Extreme conditions prompt burn ban

Posted July 3, 2012 at 2:02 pm


As Clinton County and most of the Ohio Valley region is just coming out of one of the worst heat waves over an extended period in history, the drought-like conditions continue to persist, prompting an open burn ban which will remain in effect until further notice.

Clinton County Judge/Executive Lyle Huff, last Thursday, June 28, officially issued an open burning ban for the county with a “no outside burn order” being in effect until further notice.

Those extreme conditions also forced the Albany – Clinton County Chamber of Commerce to cancel the annual fireworks show that had been set to be staged on Tuesday night, July 3.

Normally held at the Clinton County Fairgrounds, it was feared that with the area being surrounded by dry grass fields, homes and wooded areas, the risks involved were just too dangerous to continue with plans to hold the show.

At presstime, it was not known if the show would be completely cancelled, or held at a later date after sufficient rainfall had eliminated the extremely dry conditions.

Although the extremely high temperatures early this week had subsided from the 103-106 degree range down to just the upper 90s and predicted to be in the mid-90s by late in the week, the lack of rainfall continues to make outdoor burning extremely dangerous.

The open burning ban states in part that, “due to excessive dryness and fire hazard conditions, pursuant to Kentucky Statute, I do hereby issue a No Outside Burn Order countywide, effective immediately, banning all open burning in all areas of Clinton County.

“This Order includes the lighting of fireworks and burning of any materials outdoors.

“A lack of rain in recent weeks has produced dry conditions in area grasslands and woodlands, lawn and shrubbery, which poses an increased risk of damage from wildfires, caused by open burning and fireworks.”

The order further states the ban will be lifted by order, “after sufficient rainfall to abate the hazardous conditions.”

Kentucky Revised Statutes provides for penalties for violations of not less than $50 nor more than $500.

The timing of the heat and especially the lack of rain also wasn’t an asset, as it is occurring through the July 4 holidays–when the setting off of fireworks is prevalent.

As noted in the burn order, fireworks was included for a reason, as they can cause fires quickly in such dry conditions.

The recent heat wave that struck the region and other parts of the country began early last week, with temperatures rising from around the mid-90 mark upwards to at or above 105 degrees and heat indexes up to 110 degrees over a period a few days, primarily this past weekend.

That excessive heat not only caused danger of fires, but health hazards as well, prompting heat stroke safety precautions to be issued throughout the state.

In recent days, several outdoor fires, including many grass fires, have been reported, keeping local fire departments on the alert and causing wildfires in woodland areas, burning several acres of woodland.

These situations include brown burnt lawns, gardens and crops being reduced in value and putting stress on other agricultural areas, such as heat stress on cattle.

Even though the dangerously high temperatures are expected to return somewhat to normal over the next few days, the problem of drought and no rain is now a major concern across the county and region, which may result in the outdoor burn ban being in place for sometime.

To add to the situation, the short range weather forecast also isn’t providing much relief, as little or no rainfall is being predicted over the next few days for the entire state.

Judge Huff said this past weekend his main concern was the safety of the citizens of Clinton County in ordering the open outdoor burn ban.
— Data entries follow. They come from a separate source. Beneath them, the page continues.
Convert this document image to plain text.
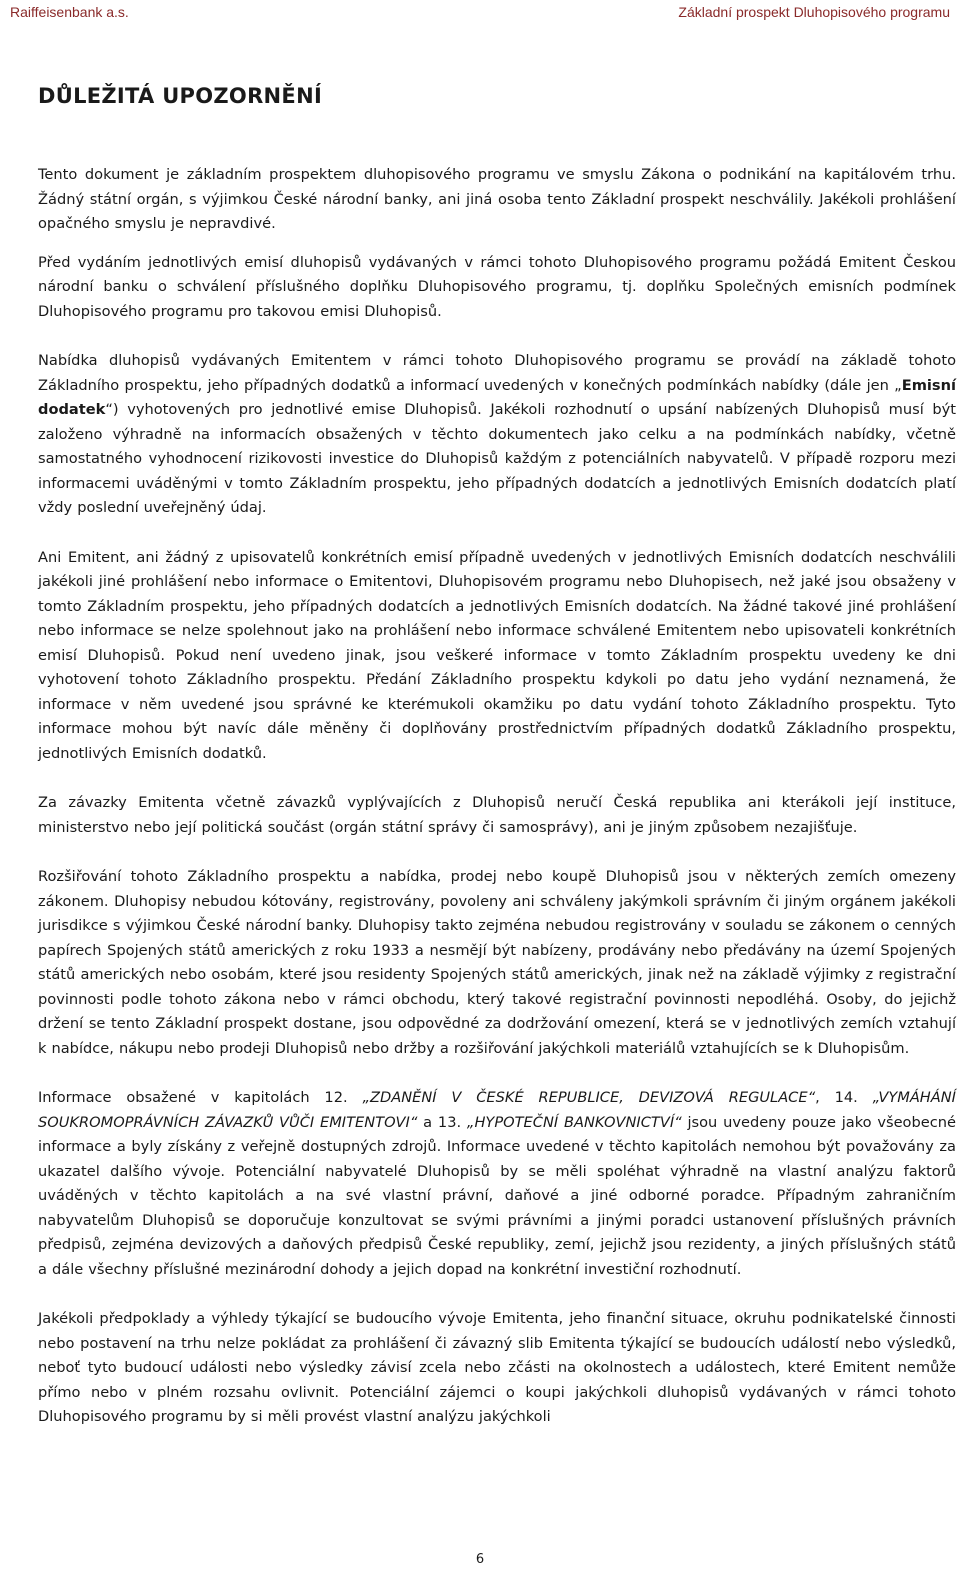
Raiffeisenbank a.s.	Základní prospekt Dluhopisového programu
DŮLEŽITÁ UPOZORNĚNÍ

Tento dokument je základním prospektem dluhopisového programu ve smyslu Zákona o podnikání na kapitálovém trhu. Žádný státní orgán, s výjimkou České národní banky, ani jiná osoba tento Základní prospekt neschválily. Jakékoli prohlášení opačného smyslu je nepravdivé.

Před vydáním jednotlivých emisí dluhopisů vydávaných v rámci tohoto Dluhopisového programu požádá Emitent Českou národní banku o schválení příslušného doplňku Dluhopisového programu, tj. doplňku Společných emisních podmínek Dluhopisového programu pro takovou emisi Dluhopisů.

Nabídka dluhopisů vydávaných Emitentem v rámci tohoto Dluhopisového programu se provádí na základě tohoto Základního prospektu, jeho případných dodatků a informací uvedených v konečných podmínkách nabídky (dále jen „Emisní dodatek“) vyhotovených pro jednotlivé emise Dluhopisů. Jakékoli rozhodnutí o upsání nabízených Dluhopisů musí být založeno výhradně na informacích obsažených v těchto dokumentech jako celku a na podmínkách nabídky, včetně samostatného vyhodnocení rizikovosti investice do Dluhopisů každým z potenciálních nabyvatelů. V případě rozporu mezi informacemi uváděnými v tomto Základním prospektu, jeho případných dodatcích a jednotlivých Emisních dodatcích platí vždy poslední uveřejněný údaj.

Ani Emitent, ani žádný z upisovatelů konkrétních emisí případně uvedených v jednotlivých Emisních dodatcích neschválili jakékoli jiné prohlášení nebo informace o Emitentovi, Dluhopisovém programu nebo Dluhopisech, než jaké jsou obsaženy v tomto Základním prospektu, jeho případných dodatcích a jednotlivých Emisních dodatcích. Na žádné takové jiné prohlášení nebo informace se nelze spolehnout jako na prohlášení nebo informace schválené Emitentem nebo upisovateli konkrétních emisí Dluhopisů. Pokud není uvedeno jinak, jsou veškeré informace v tomto Základním prospektu uvedeny ke dni vyhotovení tohoto Základního prospektu. Předání Základního prospektu kdykoli po datu jeho vydání neznamená, že informace v něm uvedené jsou správné ke kterémukoli okamžiku po datu vydání tohoto Základního prospektu. Tyto informace mohou být navíc dále měněny či doplňovány prostřednictvím případných dodatků Základního prospektu, jednotlivých Emisních dodatků.

Za závazky Emitenta včetně závazků vyplývajících z Dluhopisů neručí Česká republika ani kterákoli její instituce, ministerstvo nebo její politická součást (orgán státní správy či samosprávy), ani je jiným způsobem nezajišťuje.

Rozšiřování tohoto Základního prospektu a nabídka, prodej nebo koupě Dluhopisů jsou v některých zemích omezeny zákonem. Dluhopisy nebudou kótovány, registrovány, povoleny ani schváleny jakýmkoli správním či jiným orgánem jakékoli jurisdikce s výjimkou České národní banky. Dluhopisy takto zejména nebudou registrovány v souladu se zákonem o cenných papírech Spojených států amerických z roku 1933 a nesmějí být nabízeny, prodávány nebo předávány na území Spojených států amerických nebo osobám, které jsou residenty Spojených států amerických, jinak než na základě výjimky z registrační povinnosti podle tohoto zákona nebo v rámci obchodu, který takové registrační povinnosti nepodléhá. Osoby, do jejichž držení se tento Základní prospekt dostane, jsou odpovědné za dodržování omezení, která se v jednotlivých zemích vztahují k nabídce, nákupu nebo prodeji Dluhopisů nebo držby a rozšiřování jakýchkoli materiálů vztahujících se k Dluhopisům.

Informace obsažené v kapitolách 12. „ZDANĚNÍ V ČESKÉ REPUBLICE, DEVIZOVÁ REGULACE“, 14. „VYMÁHÁNÍ SOUKROMOPRÁVNÍCH ZÁVAZKŮ VŮČI EMITENTOVI“ a 13. „HYPOTEČNÍ BANKOVNICTVÍ“ jsou uvedeny pouze jako všeobecné informace a byly získány z veřejně dostupných zdrojů. Informace uvedené v těchto kapitolách nemohou být považovány za ukazatel dalšího vývoje. Potenciální nabyvatelé Dluhopisů by se měli spoléhat výhradně na vlastní analýzu faktorů uváděných v těchto kapitolách a na své vlastní právní, daňové a jiné odborné poradce. Případným zahraničním nabyvatelům Dluhopisů se doporučuje konzultovat se svými právními a jinými poradci ustanovení příslušných právních předpisů, zejména devizových a daňových předpisů České republiky, zemí, jejichž jsou rezidenty, a jiných příslušných států a dále všechny příslušné mezinárodní dohody a jejich dopad na konkrétní investiční rozhodnutí.

Jakékoli předpoklady a výhledy týkající se budoucího vývoje Emitenta, jeho finanční situace, okruhu podnikatelské činnosti nebo postavení na trhu nelze pokládat za prohlášení či závazný slib Emitenta týkající se budoucích událostí nebo výsledků, neboť tyto budoucí události nebo výsledky závisí zcela nebo zčásti na okolnostech a událostech, které Emitent nemůže přímo nebo v plném rozsahu ovlivnit. Potenciální zájemci o koupi jakýchkoli dluhopisů vydávaných v rámci tohoto Dluhopisového programu by si měli provést vlastní analýzu jakýchkoli

6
Although he said it was an inconvenience for some residents, the danger of fires that could result in burning outdoors was too high to risk the safety of both property and persons.

The only exception to the burn ban related to a “fireworks display” overseen by a professional pyrotechnics company who does fireworks shows, or if the city of Albany government allowed for burning in situations within the city limits.

However, due to the extremely dry conditions, the annual Albany/Clinton County Chamber of Commerce fireworks display, which was scheduled to be held this past Tuesday night, July 3, was cancelled due to the high risk.

Albany Police Officer Jim Guffey and Clinton Deputy Sheriff Steve Martin were working to contain a grass fire on the Old Monticello Road last Thursday, when the first members of the Albany Fire Department arrived on the scene. The fire had spread through a yard and was less than 10 feet from the large wooden barn in the background when it was brought under control.